Don A. Carson tells of this story about prayer in his book Call to Spiritual Reformation:
Two years ago at a major North American seminary, fifty students who were offering themselves for overseas ministry during the summer holidays were carefully interviewed so that their suitability could be assessed. Only three of these fifty- 6 percent!- could testify to regular quiet times, times of reading the Scriptures, of devoting themselves to prayer. It would be painful and embarrassing to uncover the prayer life of many thousands of evangelical pastors.
But we may probe more deeply. Where is our delight in praying? Where is our sense that we are meeting with the living God, that we are doing business with God, that we are interceding with genuine unction before the throne of grace? When was the last time we came away froma period on intercession feeling that, like Jacob or Moses, we had prevailed with God? How much of our praying is largely formulaic, liberally larded with cliches that remind us, uncomfortably, of the hypocrites Jesus excoriated?
I do not write these things to manipulate you or to be engendering guilty feelings. But what shall we do?
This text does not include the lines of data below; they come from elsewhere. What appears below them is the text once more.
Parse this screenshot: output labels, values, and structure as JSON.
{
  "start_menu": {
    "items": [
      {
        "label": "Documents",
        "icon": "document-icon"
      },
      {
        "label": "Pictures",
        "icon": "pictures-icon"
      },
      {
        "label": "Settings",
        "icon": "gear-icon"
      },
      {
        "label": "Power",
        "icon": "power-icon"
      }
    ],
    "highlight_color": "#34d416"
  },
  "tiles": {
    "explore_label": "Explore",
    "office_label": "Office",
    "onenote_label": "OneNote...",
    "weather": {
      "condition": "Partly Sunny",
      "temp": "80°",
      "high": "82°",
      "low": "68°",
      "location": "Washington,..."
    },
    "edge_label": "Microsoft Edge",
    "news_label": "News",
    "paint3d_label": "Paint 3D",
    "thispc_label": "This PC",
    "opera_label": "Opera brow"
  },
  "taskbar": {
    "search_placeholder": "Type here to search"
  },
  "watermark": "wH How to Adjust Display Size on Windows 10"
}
Have not many of us tried at one point or another to improve our praying, and floundered so badly that we are more discouraged than we ever were? Do you not sense, with me, the severity of the problem? Granted that most of us know some individuals who are remarkable prayer warriors, is it not nevertheless true that by and large we are better at organizing than agonizing? Better at administering than interceding? Better at fellowship than fasting? Better at entertainment than worship? Better at theological articulation than spiritual adoration? Better—God help us!—at preaching than at praying?